Dress that Audrey Hepburn wore to the 1954 Academy Awards

Audrey Hepburn wore a white floral Givenchy dress to the Academy Awards in 1954, at which she won an Academy Award for her performance in Roman Holiday. The dress is now regarded as one of the classic dresses of the 20th century.

==History==
Audrey Hepburn was a close friend of French designer Hubert de Givenchy, referring to the designer as her "best friend" while he called her a "sister". They originally met in 1953 during shooting for the film Sabrina, when Hepburn went to Paris to acquire an authentic Paris couture dress by Balenciaga for her role.
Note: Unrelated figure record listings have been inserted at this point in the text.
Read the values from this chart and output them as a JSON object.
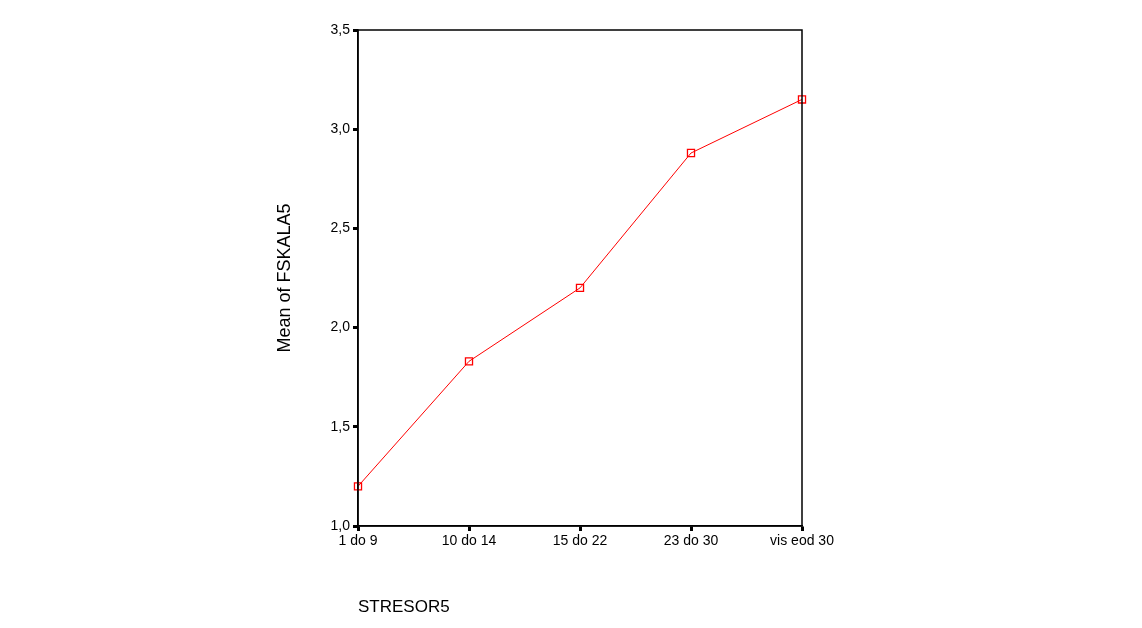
{
  "chart_data": {
    "type": "line",
    "xlabel": "STRESOR5",
    "ylabel": "Mean of FSKALA5",
    "categories": [
      "1 do 9",
      "10 do 14",
      "15 do 22",
      "23 do 30",
      "vis eod 30"
    ],
    "series": [
      {
        "color": "#ff0000",
        "values": [
          1.2,
          1.83,
          2.2,
          2.88,
          3.15
        ]
      }
    ],
    "ylim": [
      1.0,
      3.5
    ],
    "yticks": [
      {
        "value": 1.0,
        "label": "1,0"
      },
      {
        "value": 1.5,
        "label": "1,5"
      },
      {
        "value": 2.0,
        "label": "2,0"
      },
      {
        "value": 2.5,
        "label": "2,5"
      },
      {
        "value": 3.0,
        "label": "3,0"
      },
      {
        "value": 3.5,
        "label": "3,5"
      }
    ],
    "grid": false,
    "legend": false,
    "marker": "square",
    "line_style": "solid"
  }
}
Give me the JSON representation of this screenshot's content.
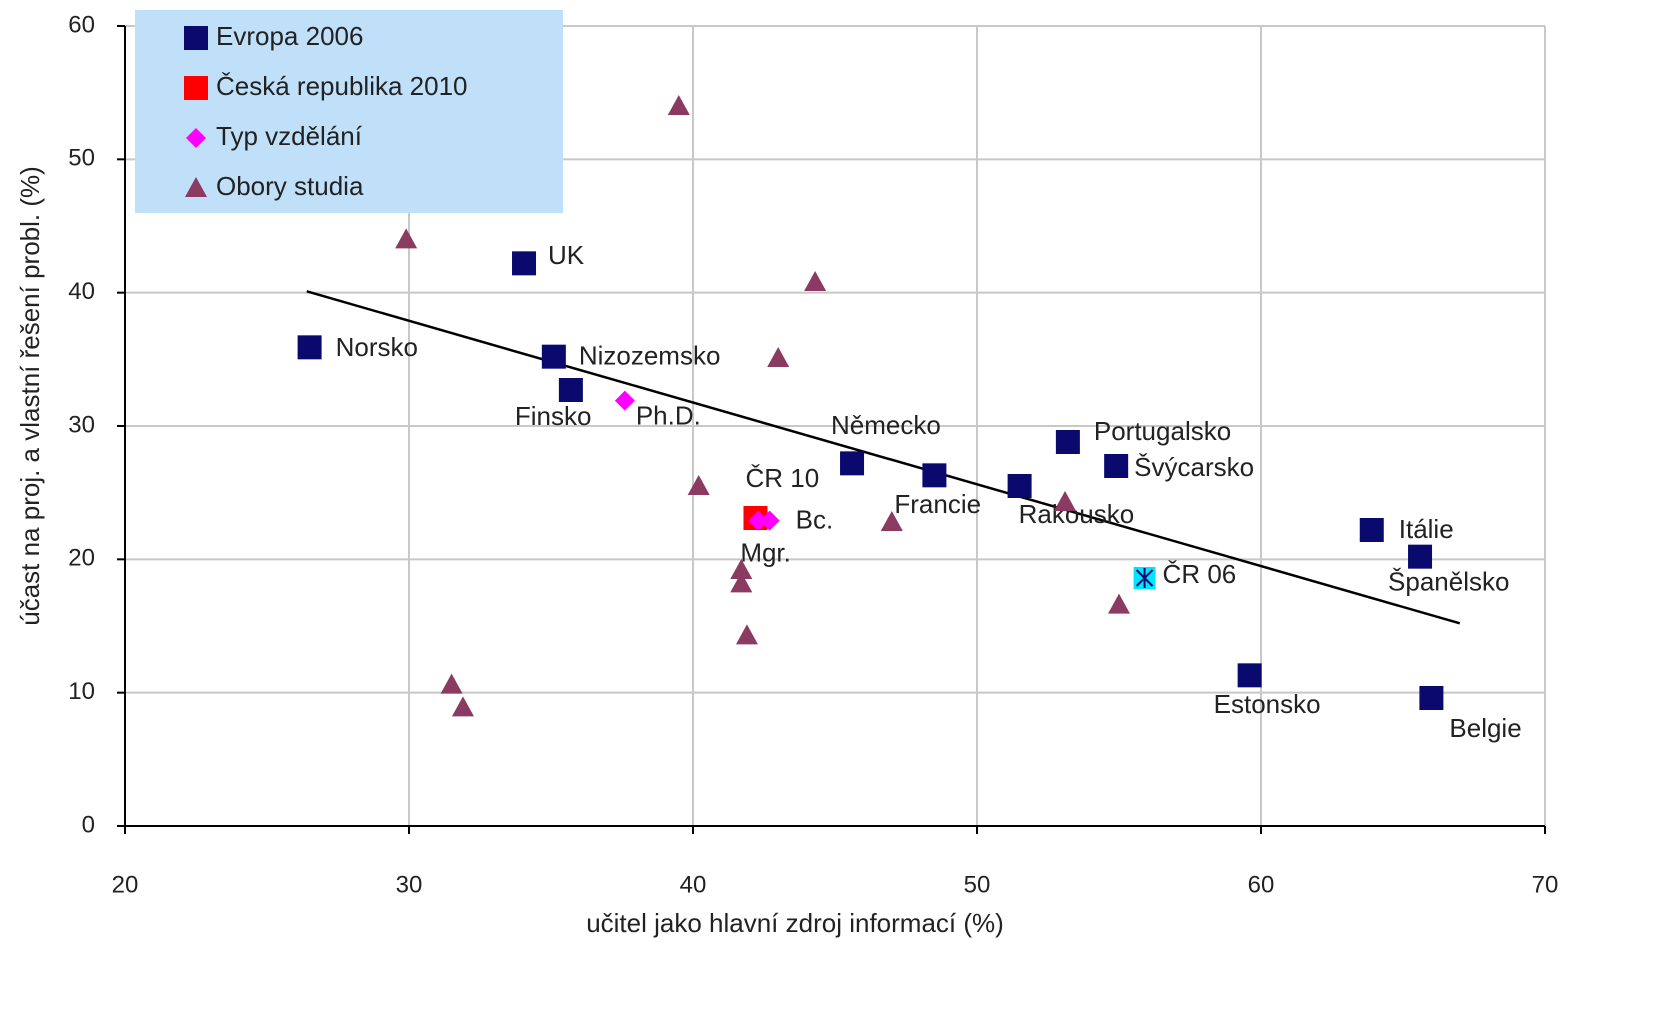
{
  "chart_data": {
    "type": "scatter",
    "x_label": "učitel jako hlavní zdroj informací (%)",
    "y_label": "účast na proj. a vlastní řešení probl. (%)",
    "xlim": [
      20,
      70
    ],
    "xticks": [
      20,
      30,
      40,
      50,
      60,
      70
    ],
    "ylim": [
      0,
      60
    ],
    "yticks": [
      0,
      10,
      20,
      30,
      40,
      50,
      60
    ],
    "grid": true,
    "legend": "top-left",
    "series": [
      {
        "name": "Evropa 2006",
        "color": "#0a0a6e",
        "marker": "square",
        "x": [
          34.05,
          26.5,
          35.1,
          35.7,
          45.6,
          48.5,
          51.5,
          53.2,
          54.9,
          63.9,
          65.6,
          59.6,
          66.0
        ],
        "values": [
          42.2,
          35.9,
          35.2,
          32.7,
          27.2,
          26.3,
          25.5,
          28.8,
          27.0,
          22.2,
          20.2,
          11.3,
          9.6
        ],
        "labels": [
          "UK",
          "Norsko",
          "Nizozemsko",
          "Finsko",
          "Německo",
          "Francie",
          "Rakousko",
          "Portugalsko",
          "Švýcarsko",
          "Itálie",
          "Španělsko",
          "Estonsko",
          "Belgie"
        ]
      },
      {
        "name": "Česká republika 2010",
        "color": "#ff0000",
        "marker": "square",
        "x": [
          42.2
        ],
        "values": [
          23.1
        ],
        "labels": [
          "ČR 10"
        ]
      },
      {
        "name": "Typ vzdělání",
        "color": "#ff00ff",
        "marker": "diamond",
        "x": [
          37.6,
          42.3,
          42.7
        ],
        "values": [
          31.9,
          22.9,
          22.9
        ],
        "labels": [
          "Ph.D.",
          "Mgr.",
          "Bc."
        ]
      },
      {
        "name": "Obory studia",
        "color": "#8b3a62",
        "marker": "triangle",
        "x": [
          39.5,
          29.9,
          44.3,
          43.0,
          40.2,
          47.0,
          53.1,
          55.0,
          41.7,
          41.7,
          41.9,
          31.5,
          31.9
        ],
        "values": [
          54.0,
          44.0,
          40.8,
          35.1,
          25.5,
          22.8,
          24.3,
          16.6,
          19.2,
          18.2,
          14.3,
          10.6,
          8.9
        ]
      }
    ],
    "extra_points": [
      {
        "label": "ČR 06",
        "x": 55.9,
        "y": 18.6,
        "color": "#00e5ff"
      }
    ],
    "trendline": {
      "color": "#000000",
      "x": [
        26.4,
        67.0
      ],
      "y": [
        40.1,
        15.2
      ]
    }
  }
}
Balenciaga turned her away, advising her to visit his former pupil, Givenchy, who had expected to meet a different actress named Hepburn, but was won over by Audrey. This led to a lasting professional association, which would see Hepburn wearing Givenchy for seven of her most outstanding movies, as well as regularly wearing his clothes off-screen. The belted white floral dress she wore for the 26th annual Academy Awards was the first time audiences saw Hepburn in one of Givenchy's creations.

==Design==
The white dress had a floral pattern and tight white belt which showed off Hepburn's very slim waistline. It featured a bateau or boat neckline, considered unusual for an Oscar dress.

==Reception==
The dress, like Hepburn's later little black dress in the 1961 film Breakfast at Tiffany's, is cited as one of the classic dresses of the 20th century. A poll by Debenhams, published in the Daily Telegraph, voted it the second most iconic red carpet dress of all time. Time magazine voted the dress the greatest Oscar dress of all time. Variety magazine's Complete Book of Oscar Fashion placed it among their selections for the Oscar's most beautiful gowns with the header "It's a Cinch!"